Mother-daughter team create empowering book
Ann O’Dell, a nationally-known psychic advisor and radio host from Early with a hippie vibe, and her mother Dene Hellman, a 90-year-old seasoned writer and editor living in Winston-Salem, North Carolina, each contribute stories to “Soliloquy,” newly available through Barnes & Noble.
“It’s about women who have gone through tough times, and come out on the other side. A lot of it is based on my life and mom’s life. One story about a child lost in a field - that’s my son,” Ann says.
“At the same time, this is not an autobiography, so that gives us the freedom to make characters more glamorous and much more cool,” she laughs.
Other stories are inspired by people she has met through doing intuitive readings. “I have a lot of interesting people cross my path.”
The underlying theme is empowered choices within imperfect life situations.
“What we wanted to share is that a person can come out on the other side when they least expect it,” Ann says.
Stories within the volume touch on womanhood, the complexities of family and friendship, abuse situations, alternative lifestyles, aging.
“My mother wrote about experiences from child molestation, to being older and respected - one of her stories is called ’50 Shades of Ordinary’,” Ann relates.

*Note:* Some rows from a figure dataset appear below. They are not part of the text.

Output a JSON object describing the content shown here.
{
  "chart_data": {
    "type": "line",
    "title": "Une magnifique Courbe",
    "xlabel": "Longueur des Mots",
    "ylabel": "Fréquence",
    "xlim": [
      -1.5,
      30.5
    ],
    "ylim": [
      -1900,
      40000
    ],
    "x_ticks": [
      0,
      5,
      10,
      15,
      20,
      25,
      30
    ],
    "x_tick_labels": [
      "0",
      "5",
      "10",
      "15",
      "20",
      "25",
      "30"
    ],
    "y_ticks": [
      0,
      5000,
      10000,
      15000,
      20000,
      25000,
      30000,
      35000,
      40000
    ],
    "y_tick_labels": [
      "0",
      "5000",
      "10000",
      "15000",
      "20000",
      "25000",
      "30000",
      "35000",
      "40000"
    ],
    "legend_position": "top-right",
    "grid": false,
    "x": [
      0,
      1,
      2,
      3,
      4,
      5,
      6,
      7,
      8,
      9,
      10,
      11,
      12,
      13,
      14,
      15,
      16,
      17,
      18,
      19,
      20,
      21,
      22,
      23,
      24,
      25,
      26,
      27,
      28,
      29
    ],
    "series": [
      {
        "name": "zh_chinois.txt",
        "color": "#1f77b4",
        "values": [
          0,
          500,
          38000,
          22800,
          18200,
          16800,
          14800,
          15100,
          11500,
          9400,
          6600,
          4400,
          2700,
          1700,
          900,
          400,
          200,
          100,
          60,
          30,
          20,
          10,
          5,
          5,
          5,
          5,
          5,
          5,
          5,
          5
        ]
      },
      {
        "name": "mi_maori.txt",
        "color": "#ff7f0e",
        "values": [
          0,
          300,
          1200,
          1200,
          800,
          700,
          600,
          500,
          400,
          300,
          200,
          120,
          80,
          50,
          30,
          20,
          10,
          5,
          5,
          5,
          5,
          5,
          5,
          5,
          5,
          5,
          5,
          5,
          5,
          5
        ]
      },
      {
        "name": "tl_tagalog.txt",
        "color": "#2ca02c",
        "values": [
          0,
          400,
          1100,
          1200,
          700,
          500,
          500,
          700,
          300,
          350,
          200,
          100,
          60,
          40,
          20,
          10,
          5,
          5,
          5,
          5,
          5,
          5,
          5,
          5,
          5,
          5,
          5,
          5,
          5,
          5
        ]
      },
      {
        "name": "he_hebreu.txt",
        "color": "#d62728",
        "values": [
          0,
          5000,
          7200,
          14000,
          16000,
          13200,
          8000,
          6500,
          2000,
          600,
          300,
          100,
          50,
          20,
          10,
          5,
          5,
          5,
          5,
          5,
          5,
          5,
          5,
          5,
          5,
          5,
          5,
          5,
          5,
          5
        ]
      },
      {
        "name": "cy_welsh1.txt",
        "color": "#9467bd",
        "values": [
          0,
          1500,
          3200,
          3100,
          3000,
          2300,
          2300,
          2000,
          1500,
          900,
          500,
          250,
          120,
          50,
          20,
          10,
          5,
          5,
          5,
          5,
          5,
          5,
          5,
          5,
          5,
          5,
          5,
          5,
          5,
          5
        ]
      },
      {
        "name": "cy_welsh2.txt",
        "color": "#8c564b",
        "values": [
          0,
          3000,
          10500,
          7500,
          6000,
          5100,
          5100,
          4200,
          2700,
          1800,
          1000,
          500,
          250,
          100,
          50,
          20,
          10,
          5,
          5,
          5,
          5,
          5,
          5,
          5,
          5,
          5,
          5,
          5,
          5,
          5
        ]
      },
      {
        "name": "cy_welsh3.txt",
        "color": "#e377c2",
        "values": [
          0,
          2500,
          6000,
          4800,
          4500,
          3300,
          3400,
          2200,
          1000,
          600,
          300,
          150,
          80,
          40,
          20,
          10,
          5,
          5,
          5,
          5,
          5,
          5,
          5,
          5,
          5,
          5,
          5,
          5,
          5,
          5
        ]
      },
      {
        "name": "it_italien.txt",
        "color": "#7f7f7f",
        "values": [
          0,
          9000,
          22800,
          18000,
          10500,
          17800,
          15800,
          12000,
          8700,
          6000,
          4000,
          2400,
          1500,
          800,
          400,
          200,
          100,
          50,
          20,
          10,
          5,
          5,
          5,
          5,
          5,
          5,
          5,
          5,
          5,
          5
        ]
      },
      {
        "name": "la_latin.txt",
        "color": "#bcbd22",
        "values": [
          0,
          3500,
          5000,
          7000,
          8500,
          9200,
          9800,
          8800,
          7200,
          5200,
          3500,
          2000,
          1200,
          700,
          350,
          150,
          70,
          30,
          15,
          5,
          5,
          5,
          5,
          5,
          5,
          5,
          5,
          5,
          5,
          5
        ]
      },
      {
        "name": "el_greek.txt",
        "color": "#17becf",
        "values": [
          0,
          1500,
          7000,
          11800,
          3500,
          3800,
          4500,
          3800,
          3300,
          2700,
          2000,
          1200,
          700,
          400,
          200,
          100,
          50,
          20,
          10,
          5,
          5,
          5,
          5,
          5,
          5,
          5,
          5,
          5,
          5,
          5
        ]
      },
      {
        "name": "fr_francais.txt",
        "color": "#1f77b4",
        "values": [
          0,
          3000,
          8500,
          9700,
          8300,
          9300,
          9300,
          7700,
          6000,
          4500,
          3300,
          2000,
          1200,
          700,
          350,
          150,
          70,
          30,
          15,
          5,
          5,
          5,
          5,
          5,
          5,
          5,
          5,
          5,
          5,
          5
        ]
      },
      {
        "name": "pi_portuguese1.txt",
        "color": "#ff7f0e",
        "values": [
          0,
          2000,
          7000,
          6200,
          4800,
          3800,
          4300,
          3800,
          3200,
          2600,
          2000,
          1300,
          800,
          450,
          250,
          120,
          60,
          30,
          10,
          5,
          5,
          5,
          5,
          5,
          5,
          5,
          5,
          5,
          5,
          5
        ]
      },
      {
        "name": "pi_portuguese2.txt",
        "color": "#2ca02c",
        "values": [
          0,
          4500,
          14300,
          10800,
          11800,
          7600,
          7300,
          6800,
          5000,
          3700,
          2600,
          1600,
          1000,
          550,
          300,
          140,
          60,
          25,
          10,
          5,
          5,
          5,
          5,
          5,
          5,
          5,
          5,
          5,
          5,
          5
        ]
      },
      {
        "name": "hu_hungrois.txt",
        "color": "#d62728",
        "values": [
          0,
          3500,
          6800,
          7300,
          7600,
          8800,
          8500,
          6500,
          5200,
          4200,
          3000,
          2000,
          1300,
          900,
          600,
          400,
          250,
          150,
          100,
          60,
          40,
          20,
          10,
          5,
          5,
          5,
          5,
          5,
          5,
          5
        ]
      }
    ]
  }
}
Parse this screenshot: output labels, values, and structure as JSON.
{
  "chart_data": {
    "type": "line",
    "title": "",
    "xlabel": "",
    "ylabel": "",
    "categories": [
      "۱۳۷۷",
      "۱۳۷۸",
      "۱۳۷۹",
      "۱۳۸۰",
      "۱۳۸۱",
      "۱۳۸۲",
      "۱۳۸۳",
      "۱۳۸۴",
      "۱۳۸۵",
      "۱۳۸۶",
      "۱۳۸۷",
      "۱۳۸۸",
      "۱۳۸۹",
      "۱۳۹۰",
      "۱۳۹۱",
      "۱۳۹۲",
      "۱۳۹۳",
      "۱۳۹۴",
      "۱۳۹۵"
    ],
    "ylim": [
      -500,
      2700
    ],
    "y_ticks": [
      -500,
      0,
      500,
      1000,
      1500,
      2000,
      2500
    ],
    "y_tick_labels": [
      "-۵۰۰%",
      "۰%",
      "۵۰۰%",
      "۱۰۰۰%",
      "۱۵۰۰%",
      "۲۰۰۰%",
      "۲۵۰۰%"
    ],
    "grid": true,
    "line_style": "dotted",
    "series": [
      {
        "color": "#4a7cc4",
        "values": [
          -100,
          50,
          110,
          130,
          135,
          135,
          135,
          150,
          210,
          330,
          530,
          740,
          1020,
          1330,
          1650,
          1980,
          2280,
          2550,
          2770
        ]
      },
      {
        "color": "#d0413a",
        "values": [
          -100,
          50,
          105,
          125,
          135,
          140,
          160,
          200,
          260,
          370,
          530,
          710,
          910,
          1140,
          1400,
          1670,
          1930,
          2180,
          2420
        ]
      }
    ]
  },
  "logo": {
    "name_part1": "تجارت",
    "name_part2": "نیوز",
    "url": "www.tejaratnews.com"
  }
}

Ann’s contributions include, “Psychic in a Redneck Town” and “Child in the Corn.”
While it touches on serious subjects, it is also intentionally easy reading. “I think it’s a fun book,” Ann says.
The mother and daughter team was born “two books ago.”
“After my stepdad died, my mother was going through a crisis. She found it hard to be open about her feelings at that time, but she was able to communicate through poetry,” Ann says.
Putting their work together, they created “Swirls on a Green Plate” and a second volume, “An Explosion of Toads.”
They realized that poetry has a limited reading audience, and that they had stories to be told in another way.
“I come from kind of an Italiano family - I call it my Lutheran Jew family,” Ann says. “There were always stories being told at the dinner table, always exaggerated between my sisters and I, and sometimes with wine glasses flying.”
Dene’s younger years were spent as an actress in a theater guild. “This was one way of getting in tune with the drama mom, not letting her forget a strong part of who she is. She is also an editor, more educated in this than I am, very much insisting on keeping everything proper and straight. I’m a ‘let it all hang out’ kind of writer, so something having my sentences edited was frustrating to me, while at the same time I appreciated what she was doing. I can say that in the process, plates have been thrown.”
Sometimes, two generations of women who are much alike can make for storms in a relationship. “In a way it’s easier to work together by email than it would be in the same house - that was a strategic decision,” Ann says. “We find the relationship even better from a distance - and we don’t have to fight at the dinner table.”
In the beginning, Ann would write a story and email it, Dene would reply with one of her own, and gradually, it became clear that a book was do-able. “It seemed like our writing styles are different, but they sort of complement each other,” Ann says. “It’s been said that mom is the maple tree and I’m the ribbon that dances around her. I just like to say she’s my anchor.”
The women feel their new book will appeal especially to women who have gone through difficult times, from single moms to those who have lived in poverty.
“One character is a girl who was raised in a drug household, given baths between batches of drug-making in the tub. She grows up still not right, but takes in all the wounded animals in her area and finds healing. Sometimes in tragic situations, beauty can come out. You hear of animal hoarders - I believe they were good souls, trying to rescue the world. I had to stick up for them a little bit,” Ann says.
Midwest native Dene has published five books in addition to the poetry volumes with her daughter, including a memoir, a novel, a book of short stories and a volume of contemporary comment.
“Older ladies laugh that my mom has far too much sex in her books,” Ann chuckles. “She used to be an Audrey Hepburn look-alike, and at 90, I think she transfers her sexiness to the keyboard. In words, now she’s young forever.”
Her mother is passing the writing baton in a way with the collaborative effort, Ann feels.
And while it is easy to get published these days, it isn’t easy to make a career of it.
“I want to write, but the hard part is the marketing. Unless you’re willing to get out there and do hardcore marketing of yourself, it’s hard to get noticed. I feel like I’m wearing a pink tutu and a bronze bra holding my book over my head, walking through a wrestling arena screaming ‘Look at me!’ That part is hard for me,” Ann says.